When I arrived at AA there were two things on the lists of steps and traditions that allowed me to return and find my own version of salvation from myself: The term "God, as we understood him." and "The only requirement for membership is a desire to stop drinking." That wiggle room that allowed me to understand the Universe in precisely the way I do is what kept me
from fleeing AA like any other religion. I'll use the word God sometimes, it's such a common reference point, but I'm careful with that lest someone think I mean a sentient being up in a heaven somewhere with petty human emotions like anger or jealousy, love or displeasure and a huge red rubber stamp that marks things as:

It's such a labyrinth of social interaction, this God thing, if you're not sitting in a building with a bunch of other people who believe the same things or use the same reference books. My experience of Spirit can be as subtle as the touch of one blade of grass, or as profound as words I hear in my Grandmother's voice. I've come to the conclusion that if you think you can adequately explain it then it's probably not God, and that there is no religion that comes anywhere near comprehending the infinite.

If I am still, it will fill me, or whisper to me, or show me pictures that I see with my eyes that are not eyes. If I act from service or compassion I sometimes have the feeling that there is something using me as a vessel, a tool, a human hand. Beyond that, I have no real explanation for my perception of the Creative Web that encompasses all things. I have a certainty that I'm the type of person who others like to set on fire, tied to a stake.

I took a quiz once, and I've linked the site here.

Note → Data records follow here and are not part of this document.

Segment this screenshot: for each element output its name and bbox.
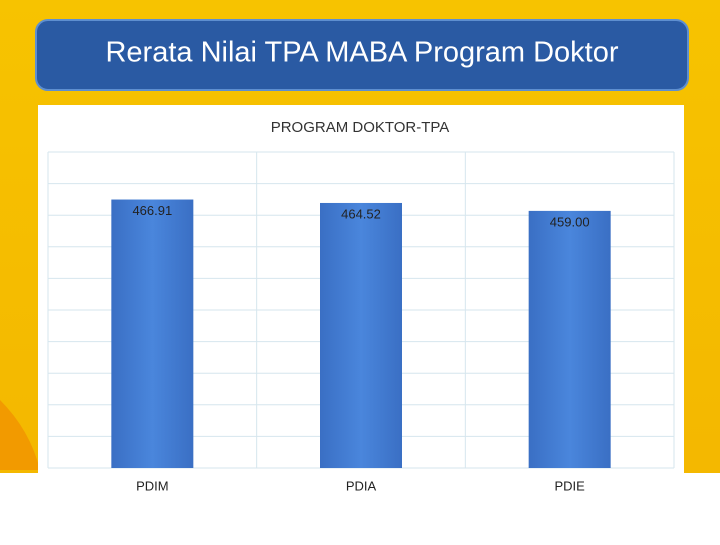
- data-label: 466.91: [132, 203, 172, 218]
- bar: [111, 199, 194, 468]
- decoration: [0, 400, 40, 470]
- x-tick-label: PDIE: [554, 478, 585, 493]
- x-tick-label: PDIA: [346, 478, 377, 493]
- plot: 466.91 PDIM 464.52 PDIA 459.00 PDIE: [47, 151, 675, 493]
- logo-strip: [0, 473, 720, 540]
- bar: [528, 210, 611, 468]
- x-tick-label: PDIM: [136, 478, 169, 493]
- slide-title: Rerata Nilai TPA MABA Program Doktor: [105, 37, 618, 69]
- data-label: 464.52: [341, 206, 381, 221]
- chart-title: PROGRAM DOKTOR-TPA: [271, 119, 450, 136]
- bar: [320, 202, 402, 468]
- data-label: 459.00: [550, 214, 590, 229]
- title-banner: [35, 19, 689, 91]
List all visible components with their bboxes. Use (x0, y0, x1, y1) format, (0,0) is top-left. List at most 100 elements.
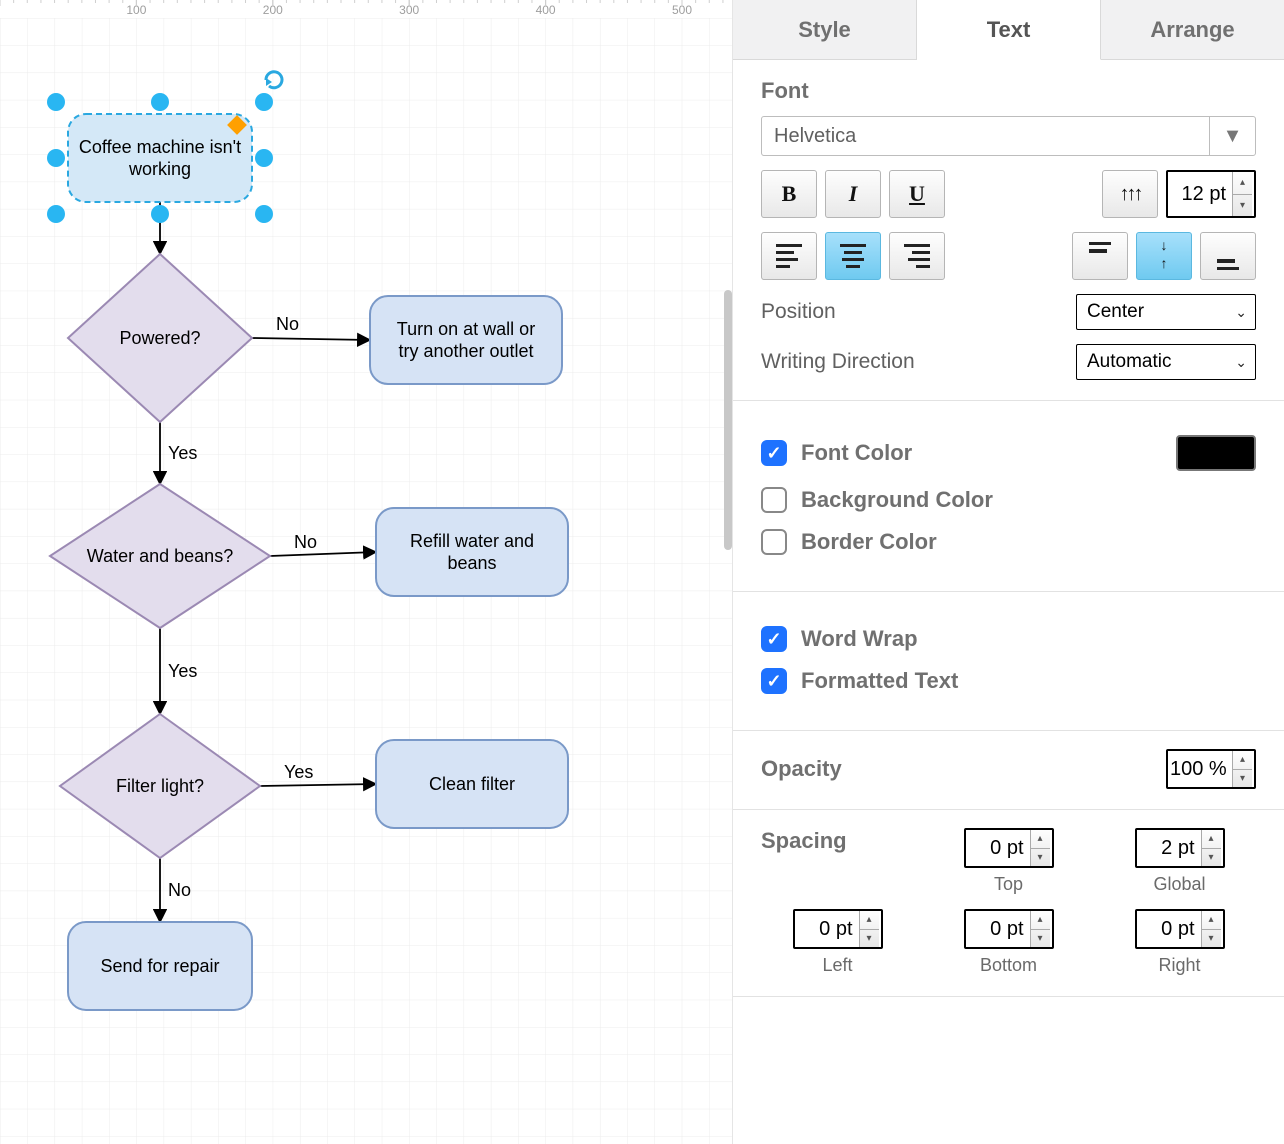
selection-handle[interactable] (255, 149, 273, 167)
italic-button[interactable]: I (825, 170, 881, 218)
valign-bottom-button[interactable] (1200, 232, 1256, 280)
writing-direction-select[interactable]: Automatic ⌄ (1076, 344, 1256, 380)
align-center-icon (840, 244, 866, 268)
word-wrap-checkbox[interactable] (761, 626, 787, 652)
spacing-global-label: Global (1153, 874, 1205, 895)
writing-direction-label: Writing Direction (761, 350, 915, 374)
tab-arrange[interactable]: Arrange (1101, 0, 1284, 59)
opacity-input[interactable] (1168, 751, 1232, 787)
bold-button[interactable]: B (761, 170, 817, 218)
border-color-label: Border Color (801, 529, 937, 555)
flow-node-label: Clean filter (429, 774, 515, 794)
underline-button[interactable]: U (889, 170, 945, 218)
spacing-left-input[interactable] (795, 911, 859, 947)
spacing-right-spinner[interactable]: ▴▾ (1135, 909, 1225, 949)
font-size-input[interactable] (1168, 172, 1232, 216)
spacing-top-label: Top (994, 874, 1023, 895)
position-select[interactable]: Center ⌄ (1076, 294, 1256, 330)
selection-handle[interactable] (255, 93, 273, 111)
formatted-text-checkbox[interactable] (761, 668, 787, 694)
align-left-icon (776, 244, 802, 268)
opacity-down-icon[interactable]: ▾ (1233, 770, 1252, 788)
tab-style[interactable]: Style (733, 0, 917, 59)
font-size-spinner[interactable]: ▴ ▾ (1166, 170, 1256, 218)
flow-edge-label: Yes (168, 661, 197, 681)
valign-middle-button[interactable]: ↓↑ (1136, 232, 1192, 280)
valign-top-icon (1089, 242, 1111, 270)
selection-handle[interactable] (47, 93, 65, 111)
color-section: Font Color Background Color Border Color (733, 401, 1284, 592)
valign-middle-icon: ↓↑ (1153, 242, 1175, 270)
spacing-right-label: Right (1158, 955, 1200, 976)
flow-node-start[interactable] (68, 114, 252, 202)
font-section: Font Helvetica ▼ B I U ↑↑↑ ▴ ▾ (733, 60, 1284, 401)
chevron-down-icon: ⌄ (1235, 354, 1247, 371)
spacing-global-input[interactable] (1137, 830, 1201, 866)
flow-edge[interactable] (270, 552, 376, 556)
opacity-section: Opacity ▴ ▾ (733, 731, 1284, 810)
selection-handle[interactable] (47, 205, 65, 223)
flow-edge[interactable] (252, 338, 370, 340)
flow-edge[interactable] (260, 784, 376, 786)
spacing-label: Spacing (761, 828, 914, 854)
valign-top-button[interactable] (1072, 232, 1128, 280)
format-tabs: Style Text Arrange (733, 0, 1284, 60)
align-center-button[interactable] (825, 232, 881, 280)
font-color-checkbox[interactable] (761, 440, 787, 466)
spacing-bottom-spinner[interactable]: ▴▾ (964, 909, 1054, 949)
font-size-down-icon[interactable]: ▾ (1233, 195, 1252, 217)
rotate-handle-icon[interactable] (266, 72, 282, 88)
flow-node-label: Send for repair (100, 956, 219, 976)
font-color-swatch[interactable] (1176, 435, 1256, 471)
canvas-scrollbar[interactable] (724, 290, 732, 550)
background-color-checkbox[interactable] (761, 487, 787, 513)
spacing-global-spinner[interactable]: ▴▾ (1135, 828, 1225, 868)
flow-edge-label: Yes (284, 762, 313, 782)
font-size-up-icon[interactable]: ▴ (1233, 172, 1252, 195)
selection-handle[interactable] (255, 205, 273, 223)
font-color-label: Font Color (801, 440, 912, 466)
flow-node-label: Powered? (119, 328, 200, 348)
valign-bottom-icon (1217, 242, 1239, 270)
vertical-text-icon: ↑↑↑ (1120, 187, 1141, 201)
flow-node-label: beans (447, 553, 496, 573)
selection-handle[interactable] (151, 205, 169, 223)
spacing-left-spinner[interactable]: ▴▾ (793, 909, 883, 949)
flow-edge-label: Yes (168, 443, 197, 463)
canvas[interactable]: 100200300400500 No Yes No Yes Yes No Coffee ma… (0, 0, 732, 1144)
font-family-value: Helvetica (774, 125, 856, 148)
ruler: 100200300400500 (0, 0, 732, 18)
border-color-checkbox[interactable] (761, 529, 787, 555)
flow-node-outlet[interactable] (370, 296, 562, 384)
opacity-up-icon[interactable]: ▴ (1233, 751, 1252, 770)
opacity-spinner[interactable]: ▴ ▾ (1166, 749, 1256, 789)
font-family-dropdown-icon[interactable]: ▼ (1209, 117, 1255, 155)
flow-node-label: Filter light? (116, 776, 204, 796)
flow-node-label: Refill water and (410, 531, 534, 551)
flow-node-refill[interactable] (376, 508, 568, 596)
flow-edge-label: No (294, 532, 317, 552)
vertical-text-button[interactable]: ↑↑↑ (1102, 170, 1158, 218)
position-value: Center (1087, 301, 1144, 323)
flow-node-label: Water and beans? (87, 546, 233, 566)
flow-node-label: Turn on at wall or (397, 319, 535, 339)
font-family-select[interactable]: Helvetica ▼ (761, 116, 1256, 156)
flow-edge-label: No (168, 880, 191, 900)
align-left-button[interactable] (761, 232, 817, 280)
flow-edge-label: No (276, 314, 299, 334)
tab-text[interactable]: Text (917, 0, 1101, 60)
flow-node-label: try another outlet (398, 341, 533, 361)
chevron-down-icon: ⌄ (1235, 304, 1247, 321)
spacing-top-input[interactable] (966, 830, 1030, 866)
selection-handle[interactable] (47, 149, 65, 167)
align-right-icon (904, 244, 930, 268)
align-right-button[interactable] (889, 232, 945, 280)
background-color-label: Background Color (801, 487, 993, 513)
spacing-bottom-input[interactable] (966, 911, 1030, 947)
flow-node-label: Coffee machine isn't (79, 137, 241, 157)
flowchart[interactable]: NoYesNoYesYesNoCoffee machine isn'tworki… (0, 18, 732, 1144)
position-label: Position (761, 300, 836, 324)
spacing-right-input[interactable] (1137, 911, 1201, 947)
spacing-top-spinner[interactable]: ▴▾ (964, 828, 1054, 868)
selection-handle[interactable] (151, 93, 169, 111)
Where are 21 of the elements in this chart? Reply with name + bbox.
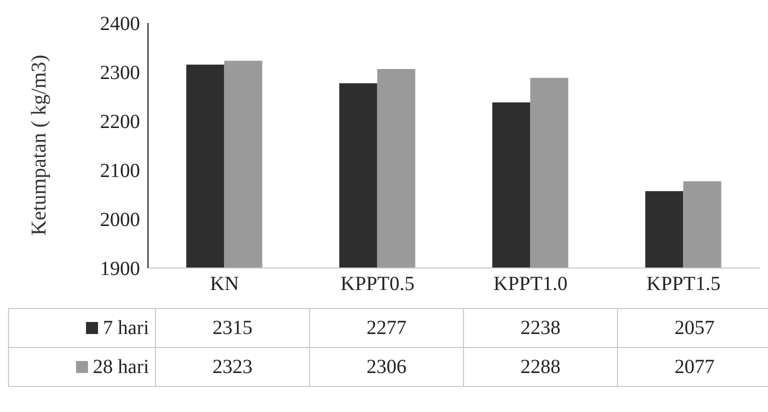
legend-label: 7 hari [8, 308, 156, 348]
x-tick-label: KPPT1.0 [494, 273, 568, 296]
legend-label: 28 hari [8, 348, 156, 386]
y-tick-label: 2300 [100, 62, 140, 84]
y-tick-label: 2400 [100, 13, 140, 36]
data-label: 2306 [310, 348, 464, 386]
x-tick-label: KPPT0.5 [340, 273, 414, 296]
y-axis-title: Ketumpatan ( kg/m3) [26, 54, 50, 236]
data-label: 2323 [156, 348, 310, 386]
data-label: 2057 [618, 308, 768, 348]
y-tick-label: 2100 [100, 160, 140, 182]
data-label: 2288 [464, 348, 618, 386]
y-tick-label: 2200 [100, 111, 140, 134]
x-tick-label: KPPT1.5 [646, 273, 720, 296]
data-label: 2238 [464, 308, 618, 348]
data-label: 2277 [310, 308, 464, 348]
y-tick-label: 1900 [100, 258, 140, 280]
y-tick-label: 2000 [100, 209, 140, 232]
data-label: 2077 [618, 348, 768, 386]
data-label: 2315 [156, 308, 310, 348]
x-tick-label: KN [210, 273, 239, 296]
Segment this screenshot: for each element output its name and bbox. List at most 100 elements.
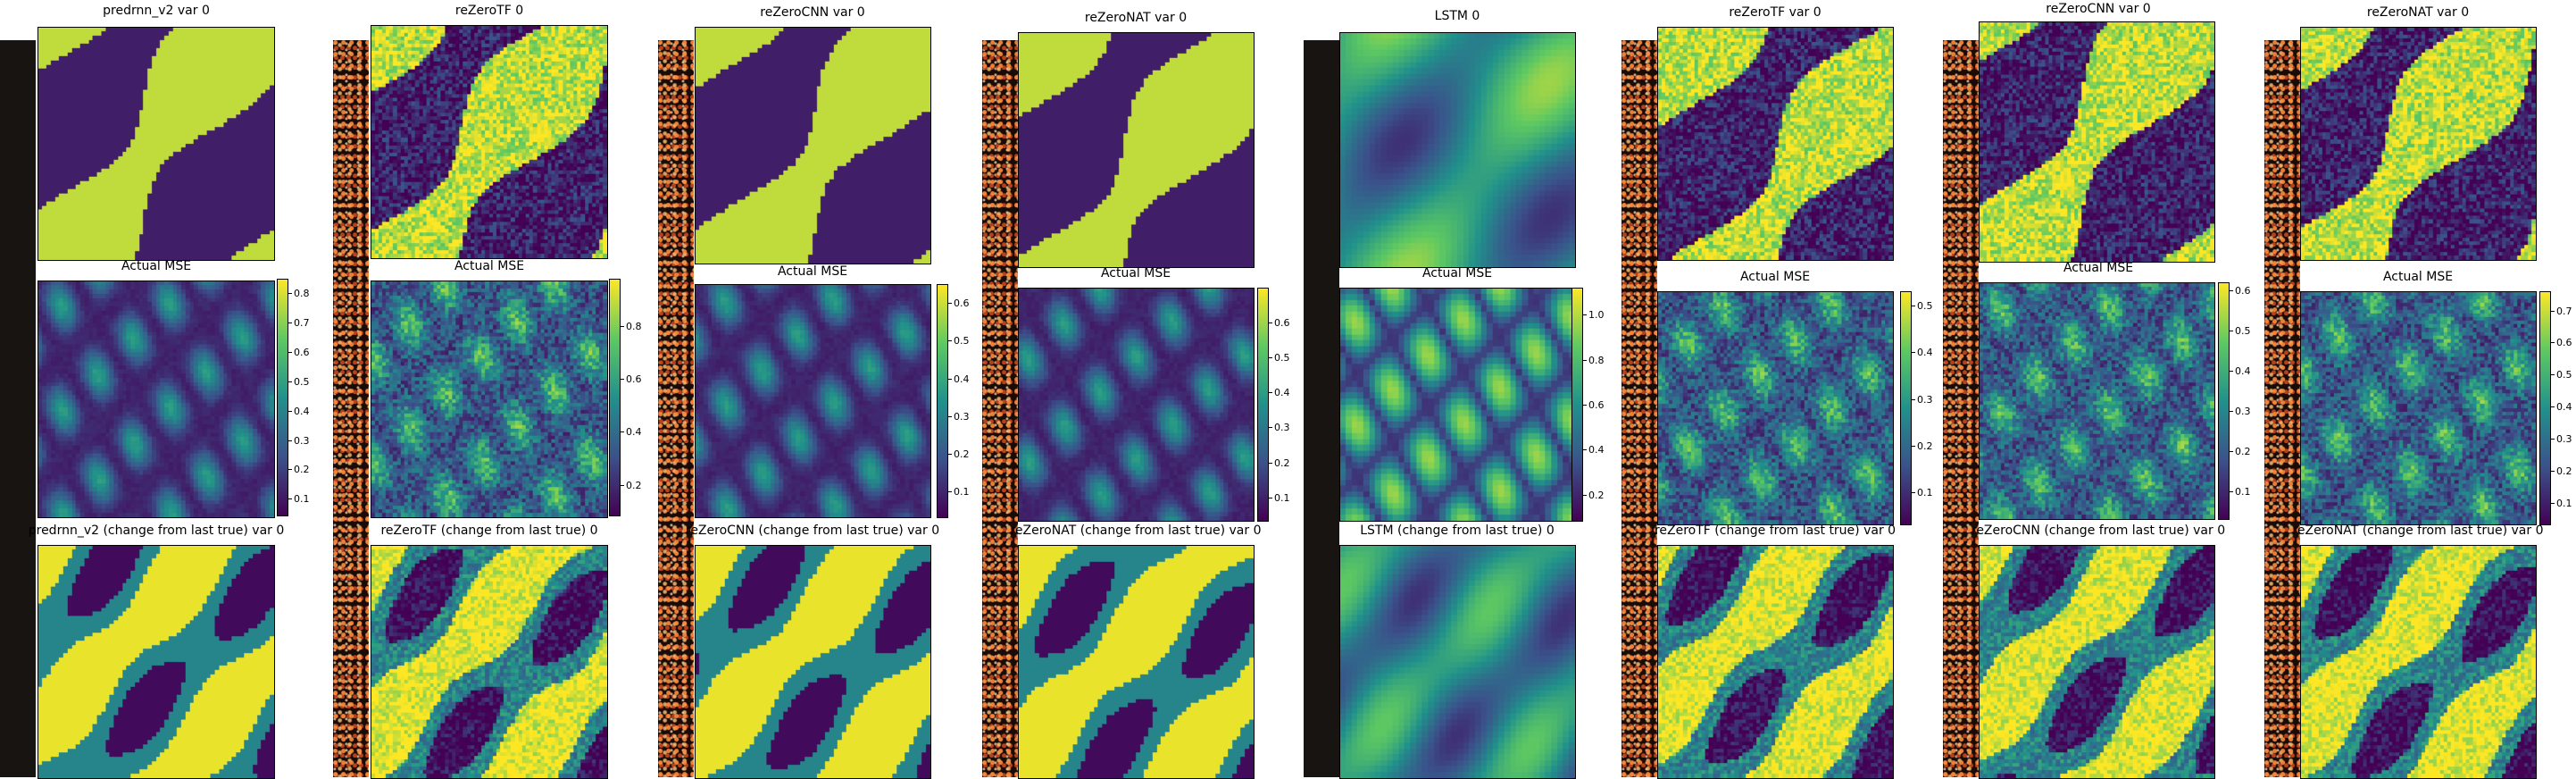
colorbar-tick [2551,310,2555,312]
change-title: reZeroCNN (change from last true) var 0 [685,524,940,538]
mse-title: Actual MSE [777,264,848,279]
mse-map [1018,288,1255,522]
mse-title: Actual MSE [121,259,192,273]
change-map [1657,545,1894,779]
change-map [1339,545,1576,779]
colorbar-tick [288,293,292,295]
colorbar-tick [288,322,292,324]
colorbar-tick-label: 0.5 [2556,369,2572,381]
colorbar [2218,282,2230,520]
colorbar-tick [621,379,624,381]
colorbar-tick-label: 0.4 [294,405,310,417]
colorbar-tick-label: 0.6 [1274,317,1290,330]
change-title: reZeroCNN (change from last true) var 0 [1971,524,2226,538]
change-map [371,545,608,779]
change-title: reZeroTF (change from last true) 0 [380,524,598,538]
colorbar-tick [1269,462,1272,464]
colorbar-tick [288,498,292,500]
side-strip-image [658,40,694,777]
colorbar-tick [2551,374,2555,376]
change-title: reZeroNAT (change from last true) var 0 [1010,524,1262,538]
mse-title: Actual MSE [1739,270,1811,284]
colorbar-tick [948,491,952,493]
colorbar-tick [1269,322,1272,324]
side-strip-image [1943,40,1979,777]
side-strip-image [982,40,1018,777]
colorbar-tick-label: 0.5 [954,335,970,348]
colorbar-tick [1583,359,1587,361]
colorbar-tick-label: 0.6 [2556,337,2572,349]
colorbar-tick [2551,342,2555,344]
change-title: reZeroTF (change from last true) var 0 [1654,524,1897,538]
change-title: reZeroNAT (change from last true) var 0 [2292,524,2544,538]
prediction-title: reZeroTF var 0 [1729,5,1822,20]
mse-title: Actual MSE [454,259,525,273]
change-title: LSTM (change from last true) 0 [1360,524,1555,538]
change-map [1018,545,1255,779]
colorbar-tick-label: 0.6 [1588,399,1605,411]
colorbar-tick-label: 0.4 [2556,401,2572,414]
prediction-title: reZeroTF 0 [454,4,524,18]
colorbar-tick [948,378,952,380]
colorbar-tick-label: 0.2 [1274,457,1290,469]
mse-title: Actual MSE [2382,270,2454,284]
colorbar-tick [2551,406,2555,408]
colorbar-tick-label: 0.2 [1917,440,1933,452]
colorbar-tick [948,340,952,342]
colorbar-tick-label: 0.6 [294,347,310,359]
colorbar-tick [948,454,952,456]
colorbar-tick [948,415,952,417]
colorbar-tick-label: 0.1 [1917,487,1933,499]
colorbar-tick [1912,352,1915,354]
mse-title: Actual MSE [1100,266,1171,281]
colorbar-tick [2230,290,2233,292]
colorbar-tick-label: 0.4 [1588,444,1605,457]
colorbar-tick-label: 0.1 [954,486,970,498]
colorbar-tick-label: 0.1 [2235,486,2251,498]
colorbar-tick-label: 0.2 [1588,489,1605,501]
colorbar-tick [1583,314,1587,316]
prediction-map [2300,27,2537,261]
mse-map [38,281,275,518]
colorbar-tick [1269,427,1272,429]
colorbar-tick [1912,492,1915,494]
colorbar-tick [1269,357,1272,359]
colorbar-tick-label: 0.4 [1917,347,1933,359]
colorbar-tick-label: 0.4 [1274,387,1290,399]
colorbar-tick [2230,411,2233,413]
colorbar-tick-label: 0.8 [626,321,642,333]
colorbar-tick [2230,371,2233,373]
mse-map [371,281,608,518]
side-strip-image [0,40,36,777]
colorbar-tick [1583,449,1587,451]
colorbar-tick-label: 0.4 [954,373,970,385]
colorbar-tick-label: 0.3 [1274,422,1290,434]
colorbar [2539,291,2551,525]
colorbar-tick-label: 0.8 [1588,354,1605,366]
mse-title: Actual MSE [2063,261,2134,275]
colorbar [1257,288,1269,522]
colorbar-tick [1269,392,1272,394]
colorbar-tick [288,352,292,354]
colorbar-tick-label: 0.5 [294,375,310,388]
prediction-map [1018,32,1255,268]
prediction-map [1657,27,1894,261]
colorbar-tick-label: 0.2 [2556,465,2572,477]
change-map [1979,545,2215,779]
prediction-title: LSTM 0 [1434,9,1480,23]
side-strip-image [1621,40,1657,777]
colorbar-tick [948,303,952,305]
mse-map [1979,282,2215,520]
colorbar-tick-label: 0.6 [2235,285,2251,297]
colorbar-tick-label: 0.1 [2556,497,2572,509]
colorbar-tick-label: 0.2 [954,448,970,461]
colorbar [277,279,288,516]
colorbar-tick-label: 0.8 [294,288,310,300]
colorbar [1900,291,1912,525]
colorbar-tick-label: 0.3 [2556,433,2572,446]
colorbar-tick-label: 0.3 [1917,393,1933,406]
colorbar-tick [2551,439,2555,440]
change-map [38,545,275,779]
colorbar-tick [288,381,292,382]
change-map [695,545,931,779]
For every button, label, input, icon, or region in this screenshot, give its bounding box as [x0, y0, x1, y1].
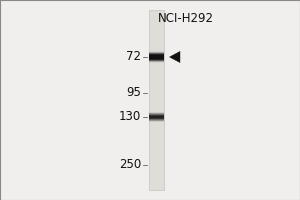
Text: NCI-H292: NCI-H292	[158, 12, 214, 25]
Text: 130: 130	[119, 110, 141, 123]
Polygon shape	[169, 51, 180, 63]
Text: 72: 72	[126, 50, 141, 64]
Text: 95: 95	[126, 86, 141, 99]
Bar	[148, 10, 164, 190]
Text: 250: 250	[119, 158, 141, 171]
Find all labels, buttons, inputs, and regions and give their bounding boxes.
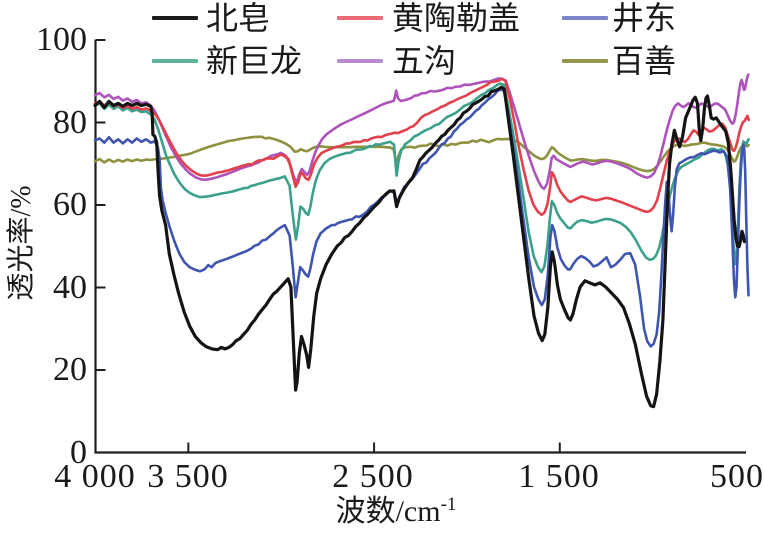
y-tick-0: 0: [70, 434, 87, 471]
axis-tick-marks: [96, 39, 561, 452]
legend-line-jingdong: [562, 16, 608, 20]
x-tick-4000: 4 000: [54, 458, 136, 495]
x-axis-title-superscript: -1: [440, 494, 457, 515]
x-tick-1500: 1 500: [518, 458, 600, 495]
curve-beizao: [93, 85, 747, 409]
y-axis-title: 透光率/%: [6, 185, 37, 301]
legend-label-beizao: 北皂: [206, 0, 271, 36]
x-tick-3500: 3 500: [147, 458, 229, 495]
curve-xinjulong: [93, 82, 751, 274]
legend-line-huangtaolegai: [337, 16, 383, 20]
legend-line-xinjulong: [152, 59, 198, 63]
spectra-curves: [93, 73, 751, 409]
legend-line-wugou: [337, 59, 383, 63]
legend-label-jingdong: 井东: [612, 0, 677, 36]
curve-jingdong: [93, 88, 750, 348]
legend-label-baishan: 百善: [612, 43, 677, 79]
axis-lines: [94, 39, 746, 454]
y-tick-40: 40: [53, 269, 87, 306]
y-tick-80: 80: [53, 104, 87, 141]
x-axis-title: 波数/cm-1: [246, 492, 546, 532]
y-tick-100: 100: [36, 21, 87, 58]
y-tick-60: 60: [53, 186, 87, 223]
y-tick-20: 20: [53, 351, 87, 388]
legend-label-huangtaolegai: 黄陶勒盖: [392, 0, 521, 36]
curve-wugou: [93, 73, 750, 191]
legend-line-baishan: [562, 59, 608, 63]
legend-line-beizao: [152, 16, 198, 20]
x-axis-title-base: 波数/cm: [335, 495, 441, 528]
legend-label-wugou: 五沟: [392, 43, 457, 79]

I took it just in case I was aligned with some religion and didn't know it.
I got a 100% match with both Reformed Judaism and Universalist Unitarian (Or something like that.) I know nothing of either religion, but apparently I could talk about God with anyone from these two faiths and our belief systems would not clash.

I would love to see Kentucky's beautiful landscape, and yet I feel terrified to ever make a pilgrimage there; the Sis says she needs to explain it to me in person.

There're plenty of firewood and stakes available if I don't get a good grade in bible school.